I started in radio at 13 on a Provisional license, 3rd Class at 14 and our Chief drove me 200 miles to Kansas City for my First and Radar Endorsement at 15. We were a little Ozarks 1kw daytimer but I remember feeling like I owned the airwaves. At 16 we added an FM, automated during the day, but live free-form at night. I went off to college, worked part time at some major stations in the East and Southeast then settled into a career as an Engineer for a semiconductor company.
I retired early and had an opportunity to grab up an LPFM license … and felt like I’d never been out of the driver’s seat. In the city where is live, AM is a wasteland of interference, sodium and MV lights, unregulated electronics and substations so leaky they can stall your car when driving by. I had a chance to be in the small town where I started out. Kids still gathered at the local hamburger joint and cruised the square…and I was stunned to hear them listening to the local AM station (which had obtained night time authority of 61 Watts) playing oldies rock (real oldies from the 60’s and 70’s) and the kid were loving it. The signal was clean (in my 66 Mustang) and the jock was obviously a high school kid that was having the time of his life.
AM is still there, but it’s rural, where it matters that folks get to hear the local football games, local voices on the air, and ads for burgers and shakes at the local hang out. I could go into a technical dissertation about what will save AM, technically, but I’m thinking that what IS saving AM is little local stations, with real voices, having fun…with the same magic that drew me to radio as a kid.
Yes, the FCC needs to crack down on interference, No, we do not need a proprietary HD scheme to go digital AM and break more little radio piggy banks. I had the great fortune to be in India and experience Digital Radio Mondale (DRM) and was simply stunned at the quality of broadcast and even more impressed that the station I was listening to was a traditional AM station retrofitted (inexpensively I might add).
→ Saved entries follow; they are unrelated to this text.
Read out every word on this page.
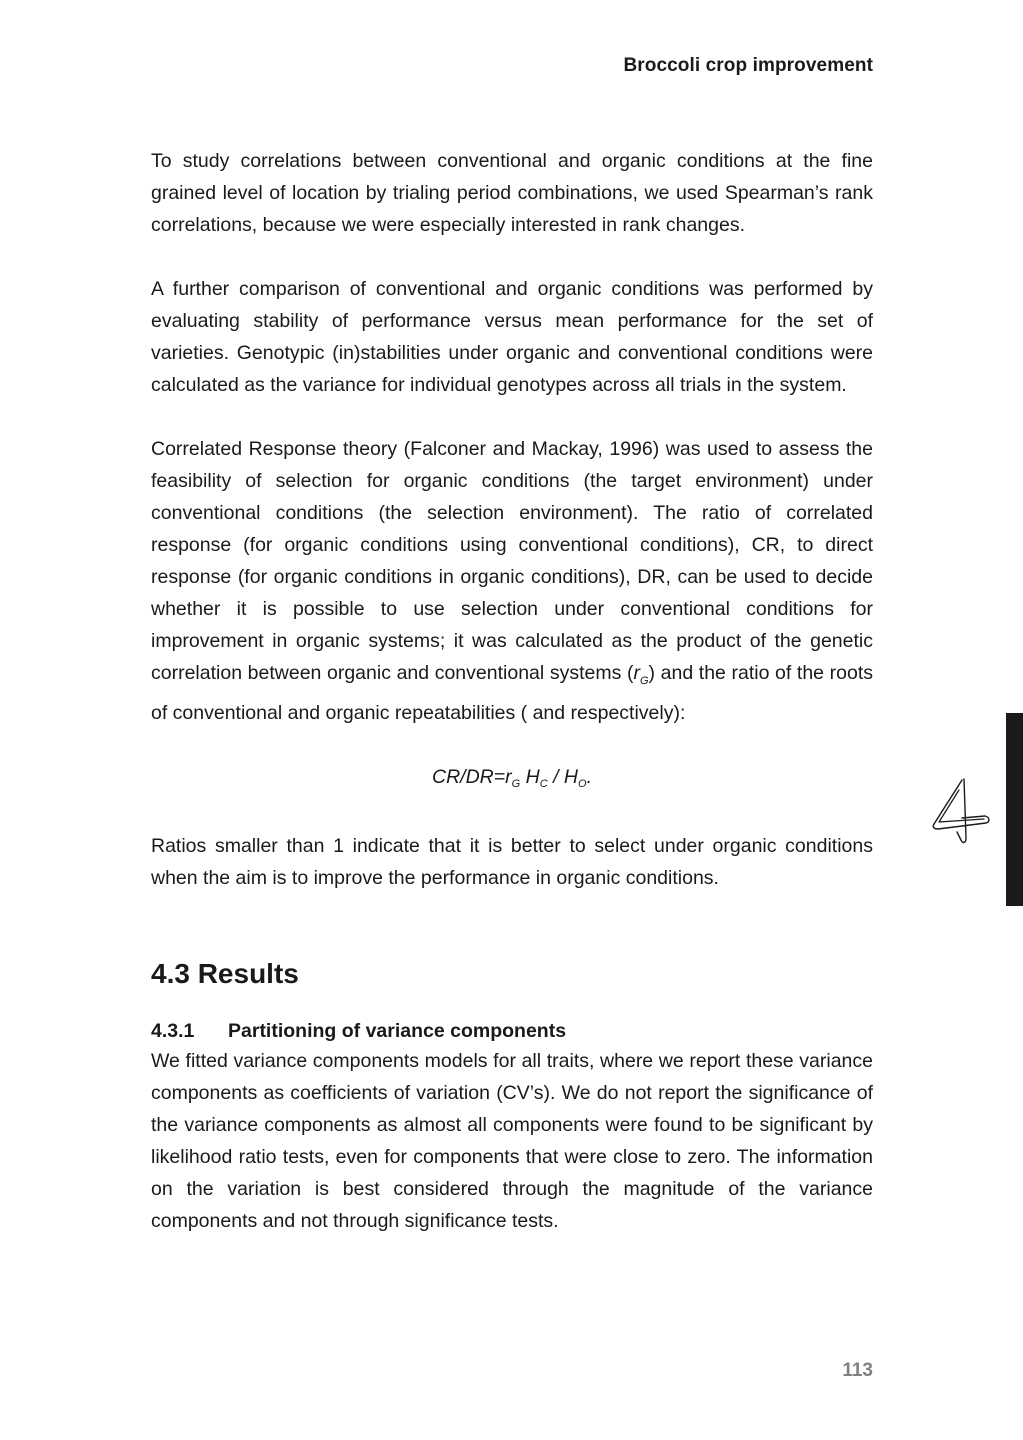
Broccoli crop improvement

To study correlations between conventional and organic conditions at the fine grained level of location by trialing period combinations, we used Spearman’s rank correlations, because we were especially interested in rank changes.

A further comparison of conventional and organic conditions was performed by evaluating stability of performance versus mean performance for the set of varieties. Genotypic (in)stabilities under organic and conventional conditions were calculated as the variance for individual genotypes across all trials in the system.

Correlated Response theory (Falconer and Mackay, 1996) was used to assess the feasibility of selection for organic conditions (the target environment) under conventional conditions (the selection environment). The ratio of correlated response (for organic conditions using conventional conditions), CR, to direct response (for organic conditions in organic conditions), DR, can be used to decide whether it is possible to use selection under conventional conditions for improvement in organic systems; it was calculated as the product of the genetic correlation between organic and conventional systems $(r_G)$ and the ratio of the roots of conventional and organic repeatabilities ( and respectively):

$CR/DR=r_G$ $H_C / H_O$.

Ratios smaller than 1 indicate that it is better to select under organic conditions when the aim is to improve the performance in organic conditions.

4.3 Results
4.3.1 Partitioning of variance components

We fitted variance components models for all traits, where we report these variance components as coefficients of variation (CV’s). We do not report the significance of the variance components as almost all components were found to be significant by likelihood ratio tests, even for components that were close to zero. The information on the variation is best considered through the magnitude of the variance components and not through significance tests.

113
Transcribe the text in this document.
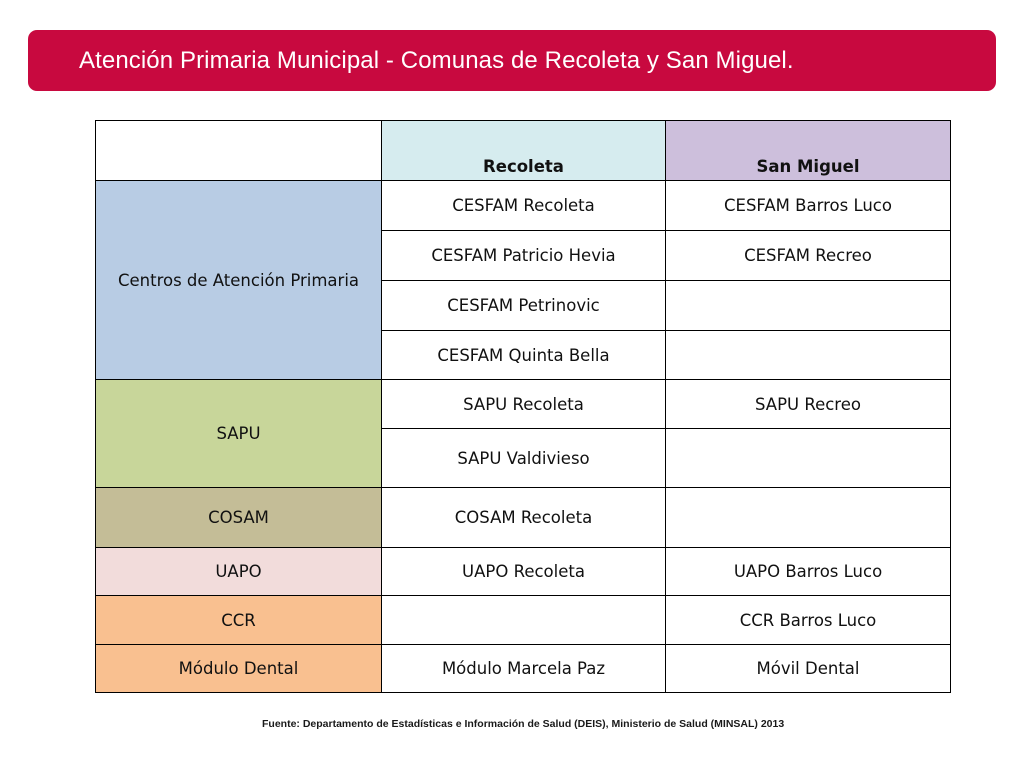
Atención Primaria Municipal - Comunas de Recoleta y San Miguel.
	Recoleta	San Miguel
Centros de Atención Primaria	CESFAM Recoleta	CESFAM Barros Luco
	CESFAM Patricio Hevia	CESFAM Recreo
	CESFAM Petrinovic	
	CESFAM Quinta Bella	
SAPU	SAPU Recoleta	SAPU Recreo
	SAPU Valdivieso	
COSAM	COSAM Recoleta	
UAPO	UAPO Recoleta	UAPO Barros Luco
CCR		CCR Barros Luco
Módulo Dental	Módulo Marcela Paz	Móvil Dental
Fuente: Departamento de Estadísticas e Información de Salud (DEIS), Ministerio de Salud (MINSAL) 2013
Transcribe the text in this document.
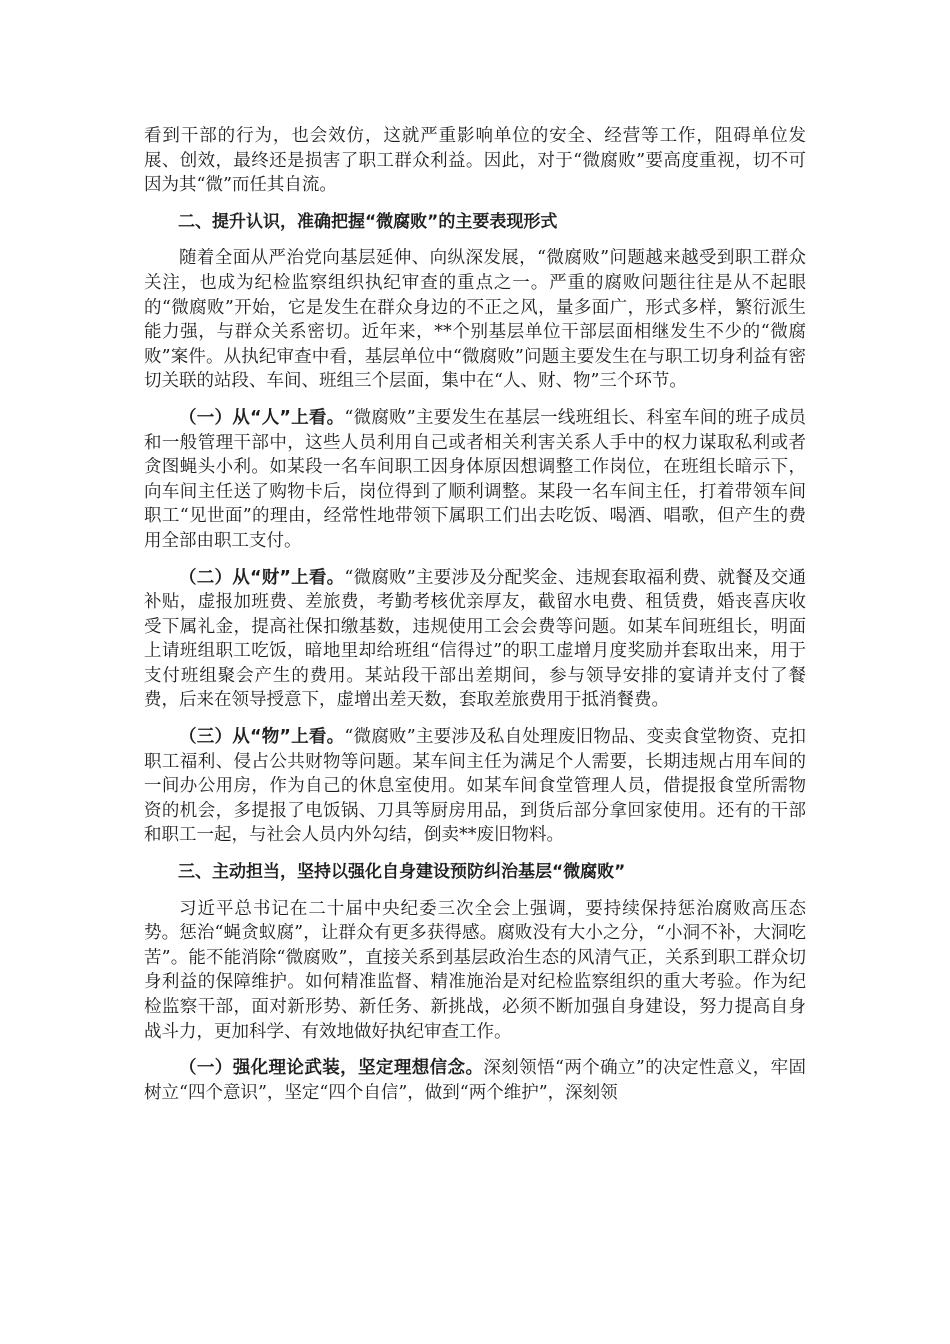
看到干部的行为，也会效仿，这就严重影响单位的安全、经营等工作，阻碍单位发展、创效，最终还是损害了职工群众利益。因此，对于“微腐败”要高度重视，切不可因为其“微”而任其自流。

二、提升认识，准确把握“微腐败”的主要表现形式

随着全面从严治党向基层延伸、向纵深发展，“微腐败”问题越来越受到职工群众关注，也成为纪检监察组织执纪审查的重点之一。严重的腐败问题往往是从不起眼的“微腐败”开始，它是发生在群众身边的不正之风，量多面广，形式多样，繁衍派生能力强，与群众关系密切。近年来，**个别基层单位干部层面相继发生不少的“微腐败”案件。从执纪审查中看，基层单位中“微腐败”问题主要发生在与职工切身利益有密切关联的站段、车间、班组三个层面，集中在“人、财、物”三个环节。

（一）从“人”上看。“微腐败”主要发生在基层一线班组长、科室车间的班子成员和一般管理干部中，这些人员利用自己或者相关利害关系人手中的权力谋取私利或者贪图蝇头小利。如某段一名车间职工因身体原因想调整工作岗位，在班组长暗示下，向车间主任送了购物卡后，岗位得到了顺利调整。某段一名车间主任，打着带领车间职工“见世面”的理由，经常性地带领下属职工们出去吃饭、喝酒、唱歌，但产生的费用全部由职工支付。

（二）从“财”上看。“微腐败”主要涉及分配奖金、违规套取福利费、就餐及交通补贴，虚报加班费、差旅费，考勤考核优亲厚友，截留水电费、租赁费，婚丧喜庆收受下属礼金，提高社保扣缴基数，违规使用工会会费等问题。如某车间班组长，明面上请班组职工吃饭，暗地里却给班组“信得过”的职工虚增月度奖励并套取出来，用于支付班组聚会产生的费用。某站段干部出差期间，参与领导安排的宴请并支付了餐费，后来在领导授意下，虚增出差天数，套取差旅费用于抵消餐费。

（三）从“物”上看。“微腐败”主要涉及私自处理废旧物品、变卖食堂物资、克扣职工福利、侵占公共财物等问题。某车间主任为满足个人需要，长期违规占用车间的一间办公用房，作为自己的休息室使用。如某车间食堂管理人员，借提报食堂所需物资的机会，多提报了电饭锅、刀具等厨房用品，到货后部分拿回家使用。还有的干部和职工一起，与社会人员内外勾结，倒卖**废旧物料。

三、主动担当，坚持以强化自身建设预防纠治基层“微腐败”

习近平总书记在二十届中央纪委三次全会上强调，要持续保持惩治腐败高压态势。惩治“蝇贪蚁腐”，让群众有更多获得感。腐败没有大小之分，“小洞不补，大洞吃苦”。能不能消除“微腐败”，直接关系到基层政治生态的风清气正，关系到职工群众切身利益的保障维护。如何精准监督、精准施治是对纪检监察组织的重大考验。作为纪检监察干部，面对新形势、新任务、新挑战，必须不断加强自身建设，努力提高自身战斗力，更加科学、有效地做好执纪审查工作。

（一）强化理论武装，坚定理想信念。深刻领悟“两个确立”的决定性意义，牢固树立“四个意识”，坚定“四个自信”，做到“两个维护”，深刻领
Perhaps “old” AM is dying, but AM as a broadcast medium is still alive, thriving in small towns and has the capacity to be revived with a little forward thinking, some minor investment, and understanding the need this country has for AM broadcasters in the middle of the country where FM just doesn’t have the range or penetration that we need. The FCC requires that broadcasters operate “as a trustee of the public interest”…why not let us do so?